The generate() function encapsulates the configuration and settings required for the generation process. It includes two main components: generation_config and safety_settings.

The generation_config dictionary specifies the parameters that control the behavior of the language model during the generation process. In this example, the following settings are provided:

generation_config = {
   "max_output_tokens": 8192,
   "temperature": 0,
   "top_p": 0.95,
}

From Google Gemini’s documentation:

max_output_tokens: Maximum number of tokens that can be generated in the response. A token is approximately four characters. 100 tokens correspond to roughly 60–80 words.
temperature: The temperature is used for sampling during response generation, which occurs when top_p and top_k are applied. temperature controls the degree of randomness in token selection. Lower temperature values are good for prompts that require a less open-ended or creative response, while higher temperature values can lead to more diverse or creative results. A temperature of 0 means that the highest probability tokens are always selected. In this case, responses for a given prompt are mostly deterministic, but a small amount of variation is still possible.

A temperature of 0 means the model will choose the most likely token based on its training data, while higher values introduce more randomness and diversity in the output.

top_p: This parameter changes how the model selects tokens for output. Tokens are selected from the most to least probable until the sum of their probabilities equals the top-p value. For example, if tokens A, B, and C have a probability of 0.3, 0.2, and 0.1, respectively, and the top-p value is 0.5, then the model will select either A or B as the next token by using temperature and will exclude C as a candidate.

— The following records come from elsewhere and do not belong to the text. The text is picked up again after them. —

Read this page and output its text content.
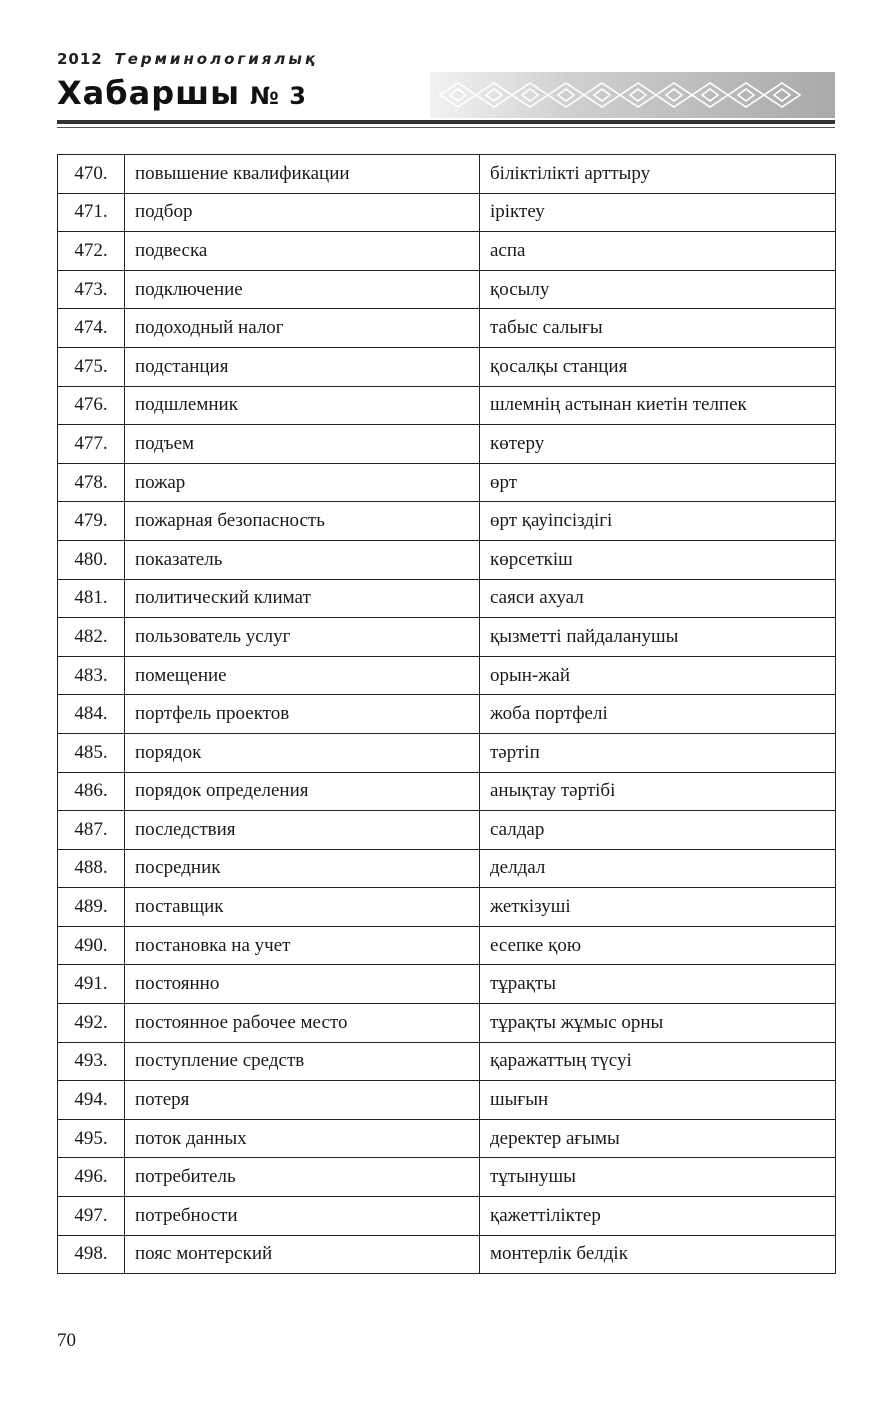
2012 Терминологиялық
Хабаршы № 3
470.	повышение квалификации	біліктілікті арттыру
471.	подбор	іріктеу
472.	подвеска	аспа
473.	подключение	қосылу
474.	подоходный налог	табыс салығы
475.	подстанция	қосалқы станция
476.	подшлемник	шлемнің астынан киетін телпек
477.	подъем	көтеру
478.	пожар	өрт
479.	пожарная безопасность	өрт қауіпсіздігі
480.	показатель	көрсеткіш
481.	политический климат	саяси ахуал
482.	пользователь услуг	қызметті пайдаланушы
483.	помещение	орын-жай
484.	портфель проектов	жоба портфелі
485.	порядок	тәртіп
486.	порядок определения	анықтау тәртібі
487.	последствия	салдар
488.	посредник	делдал
489.	поставщик	жеткізуші
490.	постановка на учет	есепке қою
491.	постоянно	тұрақты
492.	постоянное рабочее место	тұрақты жұмыс орны
493.	поступление средств	қаражаттың түсуі
494.	потеря	шығын
495.	поток данных	деректер ағымы
496.	потребитель	тұтынушы
497.	потребности	қажеттіліктер
498.	пояс монтерский	монтерлік белдік
70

In this case, it is set to 0.95, meaning that only the top 95% of tokens with the highest probabilities will be considered during generation.

Beyond the above, the safety_settings dictionary specifies the harm categories and corresponding thresholds for filtering potentially harmful or inappropriate content from the generated output. In this example, the following settings are provided:

safety_settings = {
   generative_models.HarmCategory.HARM_CATEGORY_HATE_SPEECH: generative_models.HarmBlockThreshold.BLOCK_ONLY_HIGH,
   generative_models.HarmCategory.HARM_CATEGORY_DANGEROUS_CONTENT: generative_models.HarmBlockThreshold.BLOCK_ONLY_HIGH,
   generative_models.HarmCategory.HARM_CATEGORY_SEXUALLY_EXPLICIT: generative_models.HarmBlockThreshold.BLOCK_ONLY_HIGH,
   generative_models.HarmCategory.HARM_CATEGORY_HARASSMENT: generative_models.HarmBlockThreshold.BLOCK_ONLY_HIGH,
}

These settings instruct the Gemini 1.5 Flash model to block only highly harmful content related to hate speech, dangerous content, sexually explicit content, and harassment. Any content that falls below the “high” harm threshold for these categories will be allowed in the generated output.

The generate() function creates an instance of the GenerativeModel class, passing the MODEL parameter; in this example, Gemini 1.5 Flash. It then calls the generate_content() method on the model instance, providing the prompt, generation configuration, and safety settings. The stream=False parameter indicates that the generation should happen in a non-streaming mode, meaning the entire response will be generated and returned at once:

def generate(prompt):
 model = GenerativeModel(MODEL)
 responses = model.generate_content(
     [prompt],
     generation_config=generation_config,
     safety_settings=safety_settings,
     stream=False,
 )
 return(responses)

The generated response is stored in the responses variable, which is then returned by the generate() function.

By submitting the formatted prompt to Vertex AI’s API endpoint for Gemini 1.5 Flash, leveraging the provided generation configuration and safety settings, this RAG pipeline can obtain a contextualized and relevant response tailored to the user’s query while adhering to the specified parameters and content filtering rules.